Sutter's plan for new hospital focuses on beds
Published: Thursday, July 15, 2010 at 7:59 p.m.
Last Modified: Thursday, July 15, 2010 at 7:59 p.m.
Concerns about a potential bed shortage, cost of care for patients and location were among the issues raised Thursday by health care officials and citizens who gathered to review Sutter Medical Center's plan for a new hospital north of Santa Rosa.
Facts
Next up
Sutter Health's proposed hospital on Mark West Springs Road
Aug. 3 Board of Supervisors hearing on environmental impact report
Aug. 17 (still tentative), Board of Supervisors hearing on hospital proposal, county's health access contract
The county's health access report on Sutter's plan is available at www.sonoma-county.org/health. The EIR is available at www.sonoma-county.org/prmd
The county-hosted meeting, offered in both a morning and afternoon session, was to allow comment only on the medical and access-to-care issues involved in Sutter's latest proposal to build a $284 million, 82-bed facility on Mark West Springs Road near the Wells Fargo Center off of Highway 101.
Sacramento-based Sutter Health took over the county's Community Hospital in 1996, and has been pushing for more than six years for a new facility to comply with state seismic safety standards.
Sutter's current proposal would provide “equal or better” access to health services and quality of services compared with the existing hospital on Chanate Road, county staff said in a July 2 draft report.
Several participants in Thursday's meeting, however, highlighted studies by county consultants suggesting that the new hospital could fall short in meeting projected demand for medical, surgical and intensive care beds before 2021, when Sutter's contract with the county to provide public medical services expires.
County and Sutter Health officials downplayed those concerns, saying they expected changes from federal health care reform, increased efficiency at the new hospital and the ability to transfer patients to other area hospitals, if necessary, would alleviate any bed shortage.
“That is not to say that that is a seamless process,” said Mary Maddux-Gonzalez, the county's public health officer, acknowledging the concerns.
The county had earlier taken issue with Sutter's previous plan for a 70-bed public hospital adjacent to a 28-bed physician-owned hospital, saying the plan provided too few beds for public health services.
In June, Sutter dropped the physician-owned hospital — a facility now banned under the federal health care overhaul — and boosted the public hospital's capacity.
The revision doubled the number of medical, surgical, intensive care beds to a total of 50, an increase which county officials and others praised in the discussion about future patient demand.
Sutter and county officials later explained that the hospital would have the ability to shift any overflow patients to the new hospital's 24 universal care units, meant for stays less than 24 hours, and to expand the facility by 27 beds.
County officials said they could push for such an expansion if Sutter is seen to be in violation of the county's access agreement.
Other participants questioned how the new hospital would care for the uninsured and hold down patients' costs.
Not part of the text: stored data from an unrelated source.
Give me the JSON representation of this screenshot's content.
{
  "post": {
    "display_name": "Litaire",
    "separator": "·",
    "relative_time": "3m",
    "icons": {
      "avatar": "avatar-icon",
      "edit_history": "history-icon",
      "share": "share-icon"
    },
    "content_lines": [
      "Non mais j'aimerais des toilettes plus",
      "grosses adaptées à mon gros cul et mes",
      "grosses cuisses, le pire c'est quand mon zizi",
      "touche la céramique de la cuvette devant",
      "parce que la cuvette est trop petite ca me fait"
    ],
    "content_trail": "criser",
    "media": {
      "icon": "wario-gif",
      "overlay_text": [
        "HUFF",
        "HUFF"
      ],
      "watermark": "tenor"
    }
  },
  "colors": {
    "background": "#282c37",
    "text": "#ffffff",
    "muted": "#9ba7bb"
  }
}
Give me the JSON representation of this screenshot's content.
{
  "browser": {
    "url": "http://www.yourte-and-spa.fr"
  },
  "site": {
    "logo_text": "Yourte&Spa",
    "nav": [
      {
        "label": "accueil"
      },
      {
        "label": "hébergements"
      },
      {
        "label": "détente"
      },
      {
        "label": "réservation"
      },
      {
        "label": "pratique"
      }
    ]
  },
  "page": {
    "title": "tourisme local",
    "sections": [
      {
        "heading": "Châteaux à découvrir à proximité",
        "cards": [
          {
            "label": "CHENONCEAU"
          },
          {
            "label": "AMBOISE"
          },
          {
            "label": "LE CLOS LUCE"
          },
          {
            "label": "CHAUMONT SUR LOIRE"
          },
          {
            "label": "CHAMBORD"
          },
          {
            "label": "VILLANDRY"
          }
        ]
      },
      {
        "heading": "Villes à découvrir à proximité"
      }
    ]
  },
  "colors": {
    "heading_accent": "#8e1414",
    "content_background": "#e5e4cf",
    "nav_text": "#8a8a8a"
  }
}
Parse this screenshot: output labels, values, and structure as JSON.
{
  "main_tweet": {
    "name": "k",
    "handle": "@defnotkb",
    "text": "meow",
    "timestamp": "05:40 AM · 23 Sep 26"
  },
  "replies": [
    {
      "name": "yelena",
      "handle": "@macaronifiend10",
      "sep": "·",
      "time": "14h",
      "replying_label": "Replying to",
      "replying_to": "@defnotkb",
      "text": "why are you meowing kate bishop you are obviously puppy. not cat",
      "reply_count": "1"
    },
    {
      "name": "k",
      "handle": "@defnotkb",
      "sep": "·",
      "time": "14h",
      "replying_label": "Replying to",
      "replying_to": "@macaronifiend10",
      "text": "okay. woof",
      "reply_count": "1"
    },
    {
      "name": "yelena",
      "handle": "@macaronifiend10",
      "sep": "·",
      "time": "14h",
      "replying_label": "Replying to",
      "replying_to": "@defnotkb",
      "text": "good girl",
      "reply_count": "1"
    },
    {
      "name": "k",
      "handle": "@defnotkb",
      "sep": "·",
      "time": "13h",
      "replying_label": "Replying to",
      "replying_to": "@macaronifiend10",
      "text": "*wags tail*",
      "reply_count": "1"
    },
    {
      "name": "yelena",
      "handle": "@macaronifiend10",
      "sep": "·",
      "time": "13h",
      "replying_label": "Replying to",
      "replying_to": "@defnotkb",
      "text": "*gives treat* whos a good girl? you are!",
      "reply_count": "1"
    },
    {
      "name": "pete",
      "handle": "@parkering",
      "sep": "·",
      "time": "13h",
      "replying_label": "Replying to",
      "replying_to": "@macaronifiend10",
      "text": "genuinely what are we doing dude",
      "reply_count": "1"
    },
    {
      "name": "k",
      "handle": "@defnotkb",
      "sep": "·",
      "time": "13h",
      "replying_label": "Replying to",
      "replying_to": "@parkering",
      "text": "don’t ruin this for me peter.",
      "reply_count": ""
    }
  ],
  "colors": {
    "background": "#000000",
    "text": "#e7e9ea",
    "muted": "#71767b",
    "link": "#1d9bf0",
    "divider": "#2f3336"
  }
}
Until its agreement with the county expires, Sutter is specifically obligated to provide care to low-income residents on Medi-Cal, Medicare and other government programs.
Hospital officials noted that their current level of “charity care” for the indigent and uninsured is equal to 7 percent of overall revenue, more than twice the county's standard. If approved, the new hospital could see the same volume of care for the needy, they said.
Labor savings at the new facility could also cut hospital costs by as much as 15 percent and hold down bills for patients, said Mike Purvis, chief administrative officer of Sutter Medical Center of Santa Rosa.
The health care professionals, local hospital officials, health clinic representatives and community group leaders on hand Thursday also had split views on the proposed hospital's location.
Some said it would afford patients easier access to emergency and daily care.
“It's much easier to get to the new location than to the hospital on Chanate,” said Mary Szecsey, executive director of West County Health Centers.
Others said the location was ill-conceived because it is not readily served by public transportation.
Steve Birdlebough, a representative of the Friends of SMART, the proposed North Bay railine, said his group preferred a location next to Coddingtown where it would have tied in to several transit stops, including a planned SMART station.
At the least, he said, Sutter and the county should evaluate the need for expanded bus service to the proposed site.
“It's narrowly focused on what happens inside the hospital and not how the location of the hospital effects the health of the community,” Birdlebough said of the county's review of Sutter's plan.
A hearing before the Board of Supervisors Aug. 3 will focus on environmental, transit and other issues.
Supervisors could vote on the entire project in a meeting tentatively scheduled for Aug. 17. If given the go-ahead, the company could break ground on the hospital in October and open the facility in 2014.